CMI aims to bring the best research on management topics from leading universities and business schools in the UK to managers in the workplace. This is why CMI (in association with the ABS, AIM Research, BAM and the British Library) has launched Management Articles of the Year, an annual competition open to academic researchers affiliated to a UK university. The purpose of the competition is to assist universities in disseminating their research findings to a wider practising audience, help them demonstrate social and economic impact and raise the profile of their work with employers. It will also benefit practising managers by providing them with insights from credible, authoritative and leading edge researchers from UK universities. This collection features five of the best articles submitted in 2011-12, the first year of the competition, as rated by CMI’s members. The first article was the overall winner:

  1. The need to get more for less: a new model of ‘engaging transformational leadership’ and evidence of its effect on team productivity, and staff morale and wellbeing at work by Beverly Alimo-Metcalfe and Juliette Alban-Metcalfe, University of Bradford School of Management.

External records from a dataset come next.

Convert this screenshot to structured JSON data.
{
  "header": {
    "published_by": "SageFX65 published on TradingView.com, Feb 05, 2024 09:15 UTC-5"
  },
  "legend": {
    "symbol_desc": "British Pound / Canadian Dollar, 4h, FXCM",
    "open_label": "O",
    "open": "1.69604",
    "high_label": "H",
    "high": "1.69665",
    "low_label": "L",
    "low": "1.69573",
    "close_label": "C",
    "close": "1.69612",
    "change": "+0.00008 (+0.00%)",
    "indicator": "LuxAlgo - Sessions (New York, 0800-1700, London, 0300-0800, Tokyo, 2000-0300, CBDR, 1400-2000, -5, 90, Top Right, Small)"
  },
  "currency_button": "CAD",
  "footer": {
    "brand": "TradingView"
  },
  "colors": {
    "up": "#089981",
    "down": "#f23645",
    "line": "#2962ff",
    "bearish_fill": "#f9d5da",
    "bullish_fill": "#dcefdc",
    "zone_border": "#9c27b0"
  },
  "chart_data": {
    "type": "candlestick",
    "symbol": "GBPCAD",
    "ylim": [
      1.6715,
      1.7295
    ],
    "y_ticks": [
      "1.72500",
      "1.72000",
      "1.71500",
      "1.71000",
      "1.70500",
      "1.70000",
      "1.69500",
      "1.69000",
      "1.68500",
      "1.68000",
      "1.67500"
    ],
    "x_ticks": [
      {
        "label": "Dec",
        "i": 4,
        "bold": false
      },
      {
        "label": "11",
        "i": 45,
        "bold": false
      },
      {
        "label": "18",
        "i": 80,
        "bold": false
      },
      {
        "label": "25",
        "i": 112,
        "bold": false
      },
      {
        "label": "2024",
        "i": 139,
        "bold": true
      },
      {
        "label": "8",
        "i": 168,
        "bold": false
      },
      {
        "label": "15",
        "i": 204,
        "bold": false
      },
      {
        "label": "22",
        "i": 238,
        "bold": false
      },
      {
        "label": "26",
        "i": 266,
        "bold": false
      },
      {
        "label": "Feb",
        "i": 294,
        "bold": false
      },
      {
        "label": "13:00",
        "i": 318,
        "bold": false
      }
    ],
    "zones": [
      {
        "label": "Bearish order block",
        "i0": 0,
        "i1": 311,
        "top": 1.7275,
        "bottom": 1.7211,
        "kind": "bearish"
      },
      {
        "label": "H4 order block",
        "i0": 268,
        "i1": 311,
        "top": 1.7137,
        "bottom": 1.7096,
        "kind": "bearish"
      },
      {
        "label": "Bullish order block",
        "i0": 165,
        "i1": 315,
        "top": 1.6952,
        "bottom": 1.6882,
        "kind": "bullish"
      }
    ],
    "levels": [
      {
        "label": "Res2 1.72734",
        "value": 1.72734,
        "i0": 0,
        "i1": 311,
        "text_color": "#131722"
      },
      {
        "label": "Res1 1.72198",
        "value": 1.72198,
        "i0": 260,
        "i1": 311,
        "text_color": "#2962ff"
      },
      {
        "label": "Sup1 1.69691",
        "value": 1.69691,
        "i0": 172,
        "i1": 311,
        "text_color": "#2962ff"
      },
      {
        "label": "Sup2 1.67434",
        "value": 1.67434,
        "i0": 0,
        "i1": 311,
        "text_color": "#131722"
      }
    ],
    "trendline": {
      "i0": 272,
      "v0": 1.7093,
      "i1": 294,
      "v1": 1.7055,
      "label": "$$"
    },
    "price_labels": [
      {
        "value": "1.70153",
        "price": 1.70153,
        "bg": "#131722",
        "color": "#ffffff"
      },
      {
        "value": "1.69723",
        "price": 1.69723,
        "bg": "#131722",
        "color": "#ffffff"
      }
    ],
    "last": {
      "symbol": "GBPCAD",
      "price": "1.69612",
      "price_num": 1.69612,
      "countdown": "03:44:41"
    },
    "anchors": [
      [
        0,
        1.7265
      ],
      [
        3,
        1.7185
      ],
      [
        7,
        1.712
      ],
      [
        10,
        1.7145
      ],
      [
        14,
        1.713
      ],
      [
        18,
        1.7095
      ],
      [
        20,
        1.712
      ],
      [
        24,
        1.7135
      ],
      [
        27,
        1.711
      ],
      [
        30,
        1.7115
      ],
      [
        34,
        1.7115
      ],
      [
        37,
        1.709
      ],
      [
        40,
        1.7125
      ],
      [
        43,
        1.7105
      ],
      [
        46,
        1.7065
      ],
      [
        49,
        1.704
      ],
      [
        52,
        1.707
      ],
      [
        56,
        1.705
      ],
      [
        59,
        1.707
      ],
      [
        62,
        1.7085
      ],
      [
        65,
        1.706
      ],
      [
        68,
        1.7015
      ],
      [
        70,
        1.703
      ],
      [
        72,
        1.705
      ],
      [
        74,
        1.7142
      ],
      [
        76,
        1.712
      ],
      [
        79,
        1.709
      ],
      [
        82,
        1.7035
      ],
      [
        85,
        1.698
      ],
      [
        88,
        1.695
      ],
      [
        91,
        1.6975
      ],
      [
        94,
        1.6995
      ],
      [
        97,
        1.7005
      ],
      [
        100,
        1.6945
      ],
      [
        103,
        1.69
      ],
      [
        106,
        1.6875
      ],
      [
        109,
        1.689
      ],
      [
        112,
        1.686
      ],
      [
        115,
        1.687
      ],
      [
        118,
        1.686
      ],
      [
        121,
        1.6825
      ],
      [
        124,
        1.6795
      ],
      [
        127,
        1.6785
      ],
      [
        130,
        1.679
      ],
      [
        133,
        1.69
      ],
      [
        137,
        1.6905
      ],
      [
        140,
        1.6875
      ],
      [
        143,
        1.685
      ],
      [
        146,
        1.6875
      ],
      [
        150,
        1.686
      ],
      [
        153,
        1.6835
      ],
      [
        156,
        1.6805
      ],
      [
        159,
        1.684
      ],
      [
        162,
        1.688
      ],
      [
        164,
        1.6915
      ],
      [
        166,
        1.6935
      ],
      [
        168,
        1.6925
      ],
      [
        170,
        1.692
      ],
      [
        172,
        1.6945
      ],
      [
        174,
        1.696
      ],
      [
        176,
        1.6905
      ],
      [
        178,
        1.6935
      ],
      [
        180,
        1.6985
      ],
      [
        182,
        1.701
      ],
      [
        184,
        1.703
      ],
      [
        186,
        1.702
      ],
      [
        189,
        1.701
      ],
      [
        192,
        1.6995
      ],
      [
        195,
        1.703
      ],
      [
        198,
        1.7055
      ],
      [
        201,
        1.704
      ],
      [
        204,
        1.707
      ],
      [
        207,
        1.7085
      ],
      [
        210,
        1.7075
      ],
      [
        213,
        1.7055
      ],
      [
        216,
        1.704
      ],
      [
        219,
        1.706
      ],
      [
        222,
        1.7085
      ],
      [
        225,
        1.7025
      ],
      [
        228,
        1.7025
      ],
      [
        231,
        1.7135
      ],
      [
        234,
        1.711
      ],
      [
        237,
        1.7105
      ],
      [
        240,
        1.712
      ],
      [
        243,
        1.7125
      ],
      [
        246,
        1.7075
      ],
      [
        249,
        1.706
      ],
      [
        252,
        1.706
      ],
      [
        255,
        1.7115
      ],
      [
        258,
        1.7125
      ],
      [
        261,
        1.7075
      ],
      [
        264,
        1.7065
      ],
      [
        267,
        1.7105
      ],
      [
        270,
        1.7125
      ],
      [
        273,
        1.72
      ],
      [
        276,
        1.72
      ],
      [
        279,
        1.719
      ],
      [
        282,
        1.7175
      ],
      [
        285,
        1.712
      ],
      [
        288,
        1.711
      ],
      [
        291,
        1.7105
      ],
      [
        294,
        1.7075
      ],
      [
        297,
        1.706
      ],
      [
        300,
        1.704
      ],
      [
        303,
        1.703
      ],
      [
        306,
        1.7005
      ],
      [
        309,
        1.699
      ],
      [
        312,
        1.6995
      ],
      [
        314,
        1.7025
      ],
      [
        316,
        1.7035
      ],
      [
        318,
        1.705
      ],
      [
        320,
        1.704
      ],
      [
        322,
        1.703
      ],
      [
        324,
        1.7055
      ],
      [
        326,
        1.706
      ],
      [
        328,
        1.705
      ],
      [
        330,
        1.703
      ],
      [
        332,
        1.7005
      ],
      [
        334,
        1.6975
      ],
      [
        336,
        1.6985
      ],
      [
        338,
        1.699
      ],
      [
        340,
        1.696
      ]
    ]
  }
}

  2. Leading through change: To what extent is a transformational approach appropriate during unprecedented restructuring of the Police? by Ian Hesketh, Lancaster University Management School.
  3. Rethinking change: downsizing businesses, changing behaviours and still managing to come out on top by Michael J.R. Butler, David Crundwell, and Mike Sweeney, Aston Business School.
  4. Delivering practice based stories of small and medium enterprise by Robert Smith and Charles Juwah, Aberdeen Business School, Robert Gordon University.
  5. Against the tyranny of PowerPoint: technology-in-use and technology abuse by Yiannis Gabriel, Bath School of Management.